Pharma 101

Balance Billing

Balance billing refers to the pharmacy charging or collecting from a member an amount in excess of the eligible amount or the insured reimbursement rate for a covered service or product provided by their insurance plan.


Medications made from living organisms to treat conditions such as psoriasis and rheumatoid arthritis. Biologic drugs work by targeting the harmful attacks from the immune system that cause symptoms. Biologic drugs include: Amevive, Enbrel, Humira, and Remicade.

Brand drug

A medication sold by a pharmaceutical company under a trademark-protected name. Brand name medications can only be produced and sold by the company that holds the patent for the drug. For that reason brand name drugs are commonly more costly.

Evidence-based formulary

This represents a multi-tiered approach to drug management. Drugs identified as being clinically effective for treatment are placed in the benefit plan in one of three “tiers” with different co-insurance levels. The drugs that will provide the best value for the plan sponsor are placed in the tier that provides plan members with the highest level of reimbursement.
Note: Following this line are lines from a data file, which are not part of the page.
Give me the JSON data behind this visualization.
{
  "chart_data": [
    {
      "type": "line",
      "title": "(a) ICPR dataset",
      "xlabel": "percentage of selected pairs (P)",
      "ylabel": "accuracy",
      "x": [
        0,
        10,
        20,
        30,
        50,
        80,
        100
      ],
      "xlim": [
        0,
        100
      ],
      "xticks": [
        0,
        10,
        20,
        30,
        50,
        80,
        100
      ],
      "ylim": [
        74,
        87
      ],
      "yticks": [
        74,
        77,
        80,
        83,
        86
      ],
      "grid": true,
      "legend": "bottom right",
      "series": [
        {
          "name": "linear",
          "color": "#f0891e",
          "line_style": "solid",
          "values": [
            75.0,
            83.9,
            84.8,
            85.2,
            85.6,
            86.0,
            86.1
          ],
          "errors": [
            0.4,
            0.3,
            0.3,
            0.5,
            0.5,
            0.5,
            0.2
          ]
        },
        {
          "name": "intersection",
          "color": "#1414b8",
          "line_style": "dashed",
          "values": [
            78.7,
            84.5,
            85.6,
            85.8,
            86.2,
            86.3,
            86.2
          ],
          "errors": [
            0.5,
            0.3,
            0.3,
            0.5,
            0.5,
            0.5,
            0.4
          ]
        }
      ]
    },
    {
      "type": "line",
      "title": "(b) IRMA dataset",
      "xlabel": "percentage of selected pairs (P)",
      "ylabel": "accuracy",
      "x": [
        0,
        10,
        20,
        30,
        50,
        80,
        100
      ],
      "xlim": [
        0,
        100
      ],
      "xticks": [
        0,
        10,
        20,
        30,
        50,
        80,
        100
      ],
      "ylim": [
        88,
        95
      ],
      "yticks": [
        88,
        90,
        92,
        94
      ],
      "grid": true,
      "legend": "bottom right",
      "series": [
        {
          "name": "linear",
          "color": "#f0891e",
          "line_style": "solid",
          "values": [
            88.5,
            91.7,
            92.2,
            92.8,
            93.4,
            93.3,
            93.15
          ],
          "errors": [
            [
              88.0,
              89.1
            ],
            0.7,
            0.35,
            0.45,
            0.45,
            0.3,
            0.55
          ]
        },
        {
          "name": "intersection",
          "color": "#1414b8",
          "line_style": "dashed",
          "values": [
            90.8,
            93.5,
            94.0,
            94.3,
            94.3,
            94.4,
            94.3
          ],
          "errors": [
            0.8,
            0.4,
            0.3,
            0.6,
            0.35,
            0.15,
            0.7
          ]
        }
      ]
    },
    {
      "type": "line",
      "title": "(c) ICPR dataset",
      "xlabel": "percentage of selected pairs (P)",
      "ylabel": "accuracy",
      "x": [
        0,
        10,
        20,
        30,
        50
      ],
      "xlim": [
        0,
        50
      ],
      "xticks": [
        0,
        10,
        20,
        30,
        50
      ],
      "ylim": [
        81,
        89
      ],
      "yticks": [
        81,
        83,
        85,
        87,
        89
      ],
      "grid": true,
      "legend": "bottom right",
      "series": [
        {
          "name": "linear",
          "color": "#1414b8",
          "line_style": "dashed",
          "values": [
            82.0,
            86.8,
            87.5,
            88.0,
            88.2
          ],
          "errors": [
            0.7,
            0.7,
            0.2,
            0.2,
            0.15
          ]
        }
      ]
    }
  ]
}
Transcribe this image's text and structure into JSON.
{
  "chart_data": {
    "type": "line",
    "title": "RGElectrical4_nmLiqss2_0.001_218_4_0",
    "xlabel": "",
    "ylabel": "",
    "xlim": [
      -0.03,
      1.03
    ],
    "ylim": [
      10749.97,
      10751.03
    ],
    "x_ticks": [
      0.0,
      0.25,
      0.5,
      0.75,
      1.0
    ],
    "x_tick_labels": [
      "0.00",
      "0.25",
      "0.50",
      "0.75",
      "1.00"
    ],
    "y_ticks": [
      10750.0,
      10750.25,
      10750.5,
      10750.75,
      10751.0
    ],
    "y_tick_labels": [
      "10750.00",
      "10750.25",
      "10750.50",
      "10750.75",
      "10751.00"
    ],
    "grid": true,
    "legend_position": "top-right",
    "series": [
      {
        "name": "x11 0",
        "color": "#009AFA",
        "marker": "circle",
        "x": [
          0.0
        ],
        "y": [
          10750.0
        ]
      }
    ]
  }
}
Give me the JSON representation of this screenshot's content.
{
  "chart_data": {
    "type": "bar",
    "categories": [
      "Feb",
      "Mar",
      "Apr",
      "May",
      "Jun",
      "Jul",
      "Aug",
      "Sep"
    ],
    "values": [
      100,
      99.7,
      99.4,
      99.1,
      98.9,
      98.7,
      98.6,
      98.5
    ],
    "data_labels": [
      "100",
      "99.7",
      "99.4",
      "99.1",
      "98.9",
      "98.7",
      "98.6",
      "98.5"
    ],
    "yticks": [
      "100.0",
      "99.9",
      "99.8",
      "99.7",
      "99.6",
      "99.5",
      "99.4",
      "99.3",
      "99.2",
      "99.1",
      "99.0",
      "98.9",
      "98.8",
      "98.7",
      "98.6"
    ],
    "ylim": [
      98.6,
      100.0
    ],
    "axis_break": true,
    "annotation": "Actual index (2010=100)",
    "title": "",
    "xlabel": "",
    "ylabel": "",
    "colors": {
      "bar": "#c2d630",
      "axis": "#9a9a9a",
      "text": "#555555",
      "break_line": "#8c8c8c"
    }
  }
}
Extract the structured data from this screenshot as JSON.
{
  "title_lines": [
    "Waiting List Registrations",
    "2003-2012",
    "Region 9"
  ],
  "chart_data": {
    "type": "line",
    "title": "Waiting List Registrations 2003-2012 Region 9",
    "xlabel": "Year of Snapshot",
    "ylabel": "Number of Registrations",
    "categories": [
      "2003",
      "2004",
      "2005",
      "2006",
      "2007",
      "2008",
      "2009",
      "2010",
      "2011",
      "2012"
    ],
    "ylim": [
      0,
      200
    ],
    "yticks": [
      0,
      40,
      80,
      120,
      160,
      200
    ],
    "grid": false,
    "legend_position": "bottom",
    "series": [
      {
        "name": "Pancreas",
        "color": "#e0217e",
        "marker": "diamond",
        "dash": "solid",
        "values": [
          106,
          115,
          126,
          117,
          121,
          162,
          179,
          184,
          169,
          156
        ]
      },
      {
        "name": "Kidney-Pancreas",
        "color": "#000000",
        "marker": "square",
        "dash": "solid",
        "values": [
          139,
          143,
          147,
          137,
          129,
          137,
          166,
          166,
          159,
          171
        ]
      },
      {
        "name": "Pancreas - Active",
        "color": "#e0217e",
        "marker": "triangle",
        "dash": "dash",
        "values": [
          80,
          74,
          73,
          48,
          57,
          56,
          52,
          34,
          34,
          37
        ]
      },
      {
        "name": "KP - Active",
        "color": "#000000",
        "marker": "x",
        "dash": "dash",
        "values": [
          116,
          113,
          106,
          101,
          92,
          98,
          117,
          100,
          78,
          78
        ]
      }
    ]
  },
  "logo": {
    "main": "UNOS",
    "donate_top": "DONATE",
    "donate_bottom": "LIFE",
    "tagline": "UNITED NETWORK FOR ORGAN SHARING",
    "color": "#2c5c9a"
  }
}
A list of drugs that are covered as benefits. Coverage can be either through a provincial, group (usually employer-sponsored), or individual health plan. Each drug plan determines its own list of covered drugs.

Frozen Formulary

A frozen formulary is a plan that does not automatically allow for the inclusion of new products. The benefit list will remain constant as of a specific date. Any new product introduced after this date will be evaluated on an individual basis for inclusion to the plan.

Generic drug

Generic drugs contain the same active medicinal ingredients as the corresponding brand name, and are therefore considered therapeutic equivalents. However, substances combining the active ingredients may be different. Generic products cost less and can reduce drug plan costs.

Generic substitution

Helps control ingredient costs by limiting coverage of brand name drugs to the lowest-cost equivalent. All claims for drugs with a generic version are cut back to the lowest-cost equivalent.


Grandfathering maintains the same level of coverage for select members and drugs after an amendment to their benefits.

Hospital use drug

Medications that require hospital services in order to administer the drug to the patient. Not funded by most private plans unless administered outside of a government funded facility.

Ingredient cost

Published price associated with the drug itself. It does not include professional costs associated with dispensing the drug or a markup on the drug.

Maintenance Program

Encourages members to purchase a larger quantity of eligible drugs at one time. For example purchasing a 100-day supply versus a 30-day supply.

Managed formulary

A plan with a limited list of eligible drugs. These plans are reviewed periodically and selective changes may occur.

(aka Traditional aka open)

Often referred to as an Open formulary. Normally this covers all drugs prescribed by a doctor.

Off-label use

The practice of prescribing pharmaceuticals for an unapproved indication or in an unapproved age group, unapproved dose or unapproved form of administration. May affect eligibility for coverage for certain drugs under certain plans.

Prior Authorization

Designed to manage the use of certain prescription drugs by requiring pre-approval based on medical criteria. An example would be biologic response modifiers (Enbrel, Humira etc.).

Provincial Integration

An enhanced claims management process to ensure that, where appropriate, eligible plan members have applied to the available government programs for coverage. Directing drug claims to these programs helps manage the increases in the overall drug claims. It also enables plan members and their dependents to maximize their drug coverage.

Single source drug

Drugs containing a unique chemical, strength, dosage form and route of administration, sold by one manufacturer. Once a generic drug comes onto the market, these drugs become referred to as “brand name” drugs.

Step Therapy

An approach to prescription drug management where the member is initially prescribed a lower cost alternative which is effective for most people. If the first line therapy is ineffective, more potent/costly medications will be covered. This is a common process for plans that have prior authorization conditions for drug coverage of expensive drugs.

Trial Program

Encourages the dispensing of a “trial-size” supply when a new drug therapy is prescribed.